Lewis remained a strong voice for peaceful pursuit of racial justice. His life was an example of the nonviolent protest model advocated by King. He was awarded the Medal of Freedom.

Today, many well-meaning Americans, peacefully protesting under Black Lives Matter signs and insignia, are unfortunately not aware of BLM co-founders Patrisse Cullors and Alicia Garza openly admitting to being “trained Marxist organizers.”

“The goal of Marxism is to force upon the laborers in society an awareness of their exploitation by the managerial class. Once the people become aware of this exploitation, they can ‘overthrow their oppressors’ and bring about a new type of society.” Source: Wikipedia.

Mainstream media describe nightly Marxist protests in Portland as “mostly peaceful,” conveniently ignoring video of anarchists in para-military gear, some displaying BLM insignia, setting fire to the federal courthouse. Intentional Marxist attacks on United States facilities, resulting in serious injuries to legitimate protesters and law enforcement officers, are not “peaceful protests.”
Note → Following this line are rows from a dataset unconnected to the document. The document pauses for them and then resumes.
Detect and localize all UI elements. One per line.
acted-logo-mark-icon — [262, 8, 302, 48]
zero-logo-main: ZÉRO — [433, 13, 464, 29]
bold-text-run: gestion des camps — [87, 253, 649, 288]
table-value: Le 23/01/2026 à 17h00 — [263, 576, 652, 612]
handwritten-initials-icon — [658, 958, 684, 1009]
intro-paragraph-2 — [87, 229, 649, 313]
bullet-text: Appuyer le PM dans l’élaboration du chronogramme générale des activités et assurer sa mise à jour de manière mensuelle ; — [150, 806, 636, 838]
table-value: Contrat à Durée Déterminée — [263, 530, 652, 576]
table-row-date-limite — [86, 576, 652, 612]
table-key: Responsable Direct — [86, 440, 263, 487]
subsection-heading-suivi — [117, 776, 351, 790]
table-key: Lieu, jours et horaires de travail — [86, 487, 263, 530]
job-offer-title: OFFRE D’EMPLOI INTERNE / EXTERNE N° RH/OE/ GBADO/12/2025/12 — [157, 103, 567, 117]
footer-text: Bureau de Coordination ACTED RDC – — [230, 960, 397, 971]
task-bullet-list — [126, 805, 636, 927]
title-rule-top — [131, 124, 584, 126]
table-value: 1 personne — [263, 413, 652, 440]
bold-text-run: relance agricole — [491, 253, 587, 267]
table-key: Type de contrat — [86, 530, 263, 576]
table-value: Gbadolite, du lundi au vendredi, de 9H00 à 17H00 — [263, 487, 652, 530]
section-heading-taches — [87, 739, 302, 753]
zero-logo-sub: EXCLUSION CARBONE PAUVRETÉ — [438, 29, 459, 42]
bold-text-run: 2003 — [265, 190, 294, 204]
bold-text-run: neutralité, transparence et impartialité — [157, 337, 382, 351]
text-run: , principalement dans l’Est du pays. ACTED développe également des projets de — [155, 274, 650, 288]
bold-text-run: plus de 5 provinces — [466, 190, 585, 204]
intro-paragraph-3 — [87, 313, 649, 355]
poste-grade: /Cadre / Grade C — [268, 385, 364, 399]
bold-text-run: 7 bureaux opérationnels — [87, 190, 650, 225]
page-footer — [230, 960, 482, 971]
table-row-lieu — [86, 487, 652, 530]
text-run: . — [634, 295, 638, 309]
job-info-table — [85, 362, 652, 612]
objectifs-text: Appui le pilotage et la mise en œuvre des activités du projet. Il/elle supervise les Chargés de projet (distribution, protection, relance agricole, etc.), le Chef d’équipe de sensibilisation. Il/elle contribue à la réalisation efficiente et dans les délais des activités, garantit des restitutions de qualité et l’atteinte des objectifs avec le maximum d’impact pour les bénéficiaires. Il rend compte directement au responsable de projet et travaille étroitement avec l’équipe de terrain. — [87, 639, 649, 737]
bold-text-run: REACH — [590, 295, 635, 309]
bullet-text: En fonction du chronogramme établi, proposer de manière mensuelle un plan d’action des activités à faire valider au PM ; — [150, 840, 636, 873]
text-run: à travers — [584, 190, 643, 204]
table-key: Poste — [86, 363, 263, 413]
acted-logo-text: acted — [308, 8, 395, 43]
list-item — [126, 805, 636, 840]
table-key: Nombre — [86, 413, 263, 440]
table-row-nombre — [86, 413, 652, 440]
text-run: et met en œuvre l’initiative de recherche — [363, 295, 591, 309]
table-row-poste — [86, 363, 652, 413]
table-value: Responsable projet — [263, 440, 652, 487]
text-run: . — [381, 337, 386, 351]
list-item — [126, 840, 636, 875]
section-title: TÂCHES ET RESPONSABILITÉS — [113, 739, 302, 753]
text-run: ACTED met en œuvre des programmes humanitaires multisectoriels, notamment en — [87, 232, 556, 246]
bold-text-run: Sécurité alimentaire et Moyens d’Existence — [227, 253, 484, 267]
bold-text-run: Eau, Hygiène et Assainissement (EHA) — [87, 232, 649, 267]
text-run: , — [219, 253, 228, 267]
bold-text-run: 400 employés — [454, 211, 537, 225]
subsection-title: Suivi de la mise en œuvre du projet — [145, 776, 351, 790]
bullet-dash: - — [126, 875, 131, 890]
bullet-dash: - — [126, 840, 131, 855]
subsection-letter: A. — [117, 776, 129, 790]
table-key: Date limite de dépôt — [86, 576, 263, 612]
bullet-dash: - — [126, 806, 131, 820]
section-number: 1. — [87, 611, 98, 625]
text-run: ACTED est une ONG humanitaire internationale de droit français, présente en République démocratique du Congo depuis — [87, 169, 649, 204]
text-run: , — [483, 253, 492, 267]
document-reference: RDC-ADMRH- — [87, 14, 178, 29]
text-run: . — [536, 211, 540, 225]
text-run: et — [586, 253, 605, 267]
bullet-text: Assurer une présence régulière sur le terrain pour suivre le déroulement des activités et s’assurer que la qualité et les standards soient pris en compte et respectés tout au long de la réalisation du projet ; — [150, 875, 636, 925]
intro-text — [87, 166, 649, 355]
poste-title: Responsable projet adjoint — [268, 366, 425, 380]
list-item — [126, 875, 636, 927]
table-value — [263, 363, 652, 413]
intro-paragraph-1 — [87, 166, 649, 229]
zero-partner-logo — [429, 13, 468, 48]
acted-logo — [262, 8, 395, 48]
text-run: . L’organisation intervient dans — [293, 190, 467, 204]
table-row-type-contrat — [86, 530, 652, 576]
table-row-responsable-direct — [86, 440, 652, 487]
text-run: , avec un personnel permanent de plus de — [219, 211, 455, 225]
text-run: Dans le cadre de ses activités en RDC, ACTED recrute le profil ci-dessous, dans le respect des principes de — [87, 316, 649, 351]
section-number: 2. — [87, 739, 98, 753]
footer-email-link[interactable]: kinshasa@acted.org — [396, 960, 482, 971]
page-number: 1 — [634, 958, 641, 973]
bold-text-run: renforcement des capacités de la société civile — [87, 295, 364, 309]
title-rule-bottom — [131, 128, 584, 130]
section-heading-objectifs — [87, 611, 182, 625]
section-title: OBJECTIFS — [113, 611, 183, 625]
It is time to honor the life’s work of Congressman Lewis by daring to collectively call for an end to unwarranted anti-police street protests, so often followed by destructive riots. In their place: constructive, peaceful community dialogue.

It is time to symbolically link arms with Lewis to walk non-violently again across that infamous bridge, united as “OneAmerica,” dedicated to individual freedom, God-given rights, liberty and justice for all.